Pizza is a popular Italian dish that has gained global recognition for its versatility and flavors. A slice of pizza with olives typically consists of a wheat-based crust, tomato sauce, cheese (e.g., mozzarella), and olives as a topping. Nutritionally, a single slice can provide approximately 200-300 calories, varying based on the type of crust and amount of toppings used. It is a source of carbohydrates from the crust, protein from the cheese, and fats from both the cheese and olives. Olives add a dose of monounsaturated fats, which are heart-healthy, along with small amounts of fiber and sodium. While offering some nutritional benefits, pizza can be high in calories, saturated fats, and sodium, depending on the specific preparation and portion sizes.
Store leftover pizza in an airtight container in the refrigerator for up to 3-4 days; reheat in an oven or toaster for best texture.
A slice of pizza with olives typically contains about 250-300 calories, 10-12g of protein, 10-15g of fat, and 30-35g of carbohydrates, depending on the crust and toppings. It also provides some essential vitamins and minerals, such as calcium, iron, and vitamin C from the tomato sauce.
Traditional pizza crusts are not keto-friendly as they are high in carbohydrates, with a single slice containing 30-35g of carbs. However, you can enjoy a keto-friendly version by using low-carb crust alternatives, such as cauliflower or almond flour crust, and keeping the olive topping.

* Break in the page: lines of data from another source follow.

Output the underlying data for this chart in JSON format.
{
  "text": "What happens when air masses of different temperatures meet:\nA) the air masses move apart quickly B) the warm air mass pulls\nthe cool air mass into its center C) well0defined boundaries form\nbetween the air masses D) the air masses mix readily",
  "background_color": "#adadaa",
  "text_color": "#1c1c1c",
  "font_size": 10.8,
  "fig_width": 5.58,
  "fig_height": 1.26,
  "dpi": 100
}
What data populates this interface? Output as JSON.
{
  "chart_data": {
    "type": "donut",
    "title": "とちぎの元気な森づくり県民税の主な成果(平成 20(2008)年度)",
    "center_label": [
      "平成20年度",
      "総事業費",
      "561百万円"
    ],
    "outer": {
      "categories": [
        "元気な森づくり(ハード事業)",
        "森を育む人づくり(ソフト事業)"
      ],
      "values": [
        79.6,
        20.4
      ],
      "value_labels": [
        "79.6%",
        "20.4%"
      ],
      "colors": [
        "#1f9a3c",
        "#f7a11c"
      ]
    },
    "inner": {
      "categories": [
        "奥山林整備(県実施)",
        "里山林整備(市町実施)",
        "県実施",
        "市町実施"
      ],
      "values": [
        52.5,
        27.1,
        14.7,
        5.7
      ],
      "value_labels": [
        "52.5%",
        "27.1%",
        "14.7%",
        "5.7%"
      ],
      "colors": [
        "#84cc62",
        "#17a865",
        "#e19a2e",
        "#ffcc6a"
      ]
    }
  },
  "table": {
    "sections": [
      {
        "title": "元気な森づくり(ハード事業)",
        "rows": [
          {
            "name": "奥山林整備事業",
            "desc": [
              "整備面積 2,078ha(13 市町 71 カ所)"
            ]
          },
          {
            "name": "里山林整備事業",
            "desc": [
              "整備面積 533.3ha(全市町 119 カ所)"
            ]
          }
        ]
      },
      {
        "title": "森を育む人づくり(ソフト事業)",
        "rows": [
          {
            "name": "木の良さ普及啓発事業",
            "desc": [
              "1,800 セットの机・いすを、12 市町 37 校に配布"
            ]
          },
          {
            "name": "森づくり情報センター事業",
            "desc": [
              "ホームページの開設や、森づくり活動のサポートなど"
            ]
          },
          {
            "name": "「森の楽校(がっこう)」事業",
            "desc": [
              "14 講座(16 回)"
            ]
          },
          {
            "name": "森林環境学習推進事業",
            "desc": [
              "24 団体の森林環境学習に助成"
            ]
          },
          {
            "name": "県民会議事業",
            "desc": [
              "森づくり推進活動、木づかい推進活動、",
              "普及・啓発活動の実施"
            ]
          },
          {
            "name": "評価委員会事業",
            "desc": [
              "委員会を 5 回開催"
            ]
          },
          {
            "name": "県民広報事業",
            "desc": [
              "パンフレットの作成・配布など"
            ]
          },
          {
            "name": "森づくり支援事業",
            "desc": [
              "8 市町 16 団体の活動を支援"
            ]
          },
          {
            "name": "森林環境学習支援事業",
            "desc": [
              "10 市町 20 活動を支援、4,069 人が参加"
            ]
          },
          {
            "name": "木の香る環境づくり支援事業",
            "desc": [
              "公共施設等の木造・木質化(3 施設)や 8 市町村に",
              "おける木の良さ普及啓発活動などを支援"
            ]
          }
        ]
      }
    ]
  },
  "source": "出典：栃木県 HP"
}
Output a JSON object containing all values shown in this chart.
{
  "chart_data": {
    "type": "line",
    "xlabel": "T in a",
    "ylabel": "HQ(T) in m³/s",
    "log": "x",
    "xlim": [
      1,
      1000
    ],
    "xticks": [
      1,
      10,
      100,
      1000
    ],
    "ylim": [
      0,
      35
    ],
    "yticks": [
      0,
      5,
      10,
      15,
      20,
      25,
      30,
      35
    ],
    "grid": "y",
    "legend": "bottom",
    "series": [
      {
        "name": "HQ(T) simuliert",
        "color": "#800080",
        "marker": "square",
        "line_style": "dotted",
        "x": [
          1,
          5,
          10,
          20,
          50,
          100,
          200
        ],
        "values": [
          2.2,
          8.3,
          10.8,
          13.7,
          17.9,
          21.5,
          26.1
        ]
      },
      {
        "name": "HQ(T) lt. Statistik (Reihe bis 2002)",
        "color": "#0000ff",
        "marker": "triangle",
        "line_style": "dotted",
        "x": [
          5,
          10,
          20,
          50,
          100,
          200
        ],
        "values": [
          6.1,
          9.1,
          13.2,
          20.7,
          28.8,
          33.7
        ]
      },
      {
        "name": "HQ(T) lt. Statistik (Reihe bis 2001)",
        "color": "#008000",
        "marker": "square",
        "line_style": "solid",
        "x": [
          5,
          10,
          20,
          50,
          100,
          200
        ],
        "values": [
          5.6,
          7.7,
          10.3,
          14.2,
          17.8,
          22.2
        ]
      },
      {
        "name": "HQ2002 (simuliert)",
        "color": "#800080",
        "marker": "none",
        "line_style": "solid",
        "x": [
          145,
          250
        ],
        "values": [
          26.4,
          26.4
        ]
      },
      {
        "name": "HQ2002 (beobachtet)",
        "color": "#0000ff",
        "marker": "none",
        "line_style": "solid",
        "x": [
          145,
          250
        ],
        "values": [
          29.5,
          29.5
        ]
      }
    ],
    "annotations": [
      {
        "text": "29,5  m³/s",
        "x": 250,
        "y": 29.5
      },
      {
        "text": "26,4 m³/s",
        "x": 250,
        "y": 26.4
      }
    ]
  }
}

Pizza with olives can provide a moderate amount of protein and some nutrients like calcium and antioxidants from olives. However, it is often high in sodium and saturated fat, so it is best consumed in moderation as part of a balanced diet. Opting for whole-grain crusts and reducing cheese can make it healthier.
A typical serving size for an adult is 1-2 slices, depending on dietary needs and meal composition. Pairing it with a side salad or steamed vegetables can balance the meal and provide additional nutrients.
Olives add unique flavor and provide healthy monounsaturated fats, making them a better option compared to high-calorie, processed meats like pepperoni or sausage. They also contribute small amounts of fiber and antioxidants, making them a more nutrient-dense topping choice.
Our nutrition data comes from trusted, authoritative sources to ensure accuracy and reliability. Below are specific scientific references and authoritative sources for this food item.
Additional Authoritative Sources:
Daily value percentages based on FDA guidelines. Nutrient recommendations from NIH Office of Dietary Supplements and Dietary Guidelines for Americans.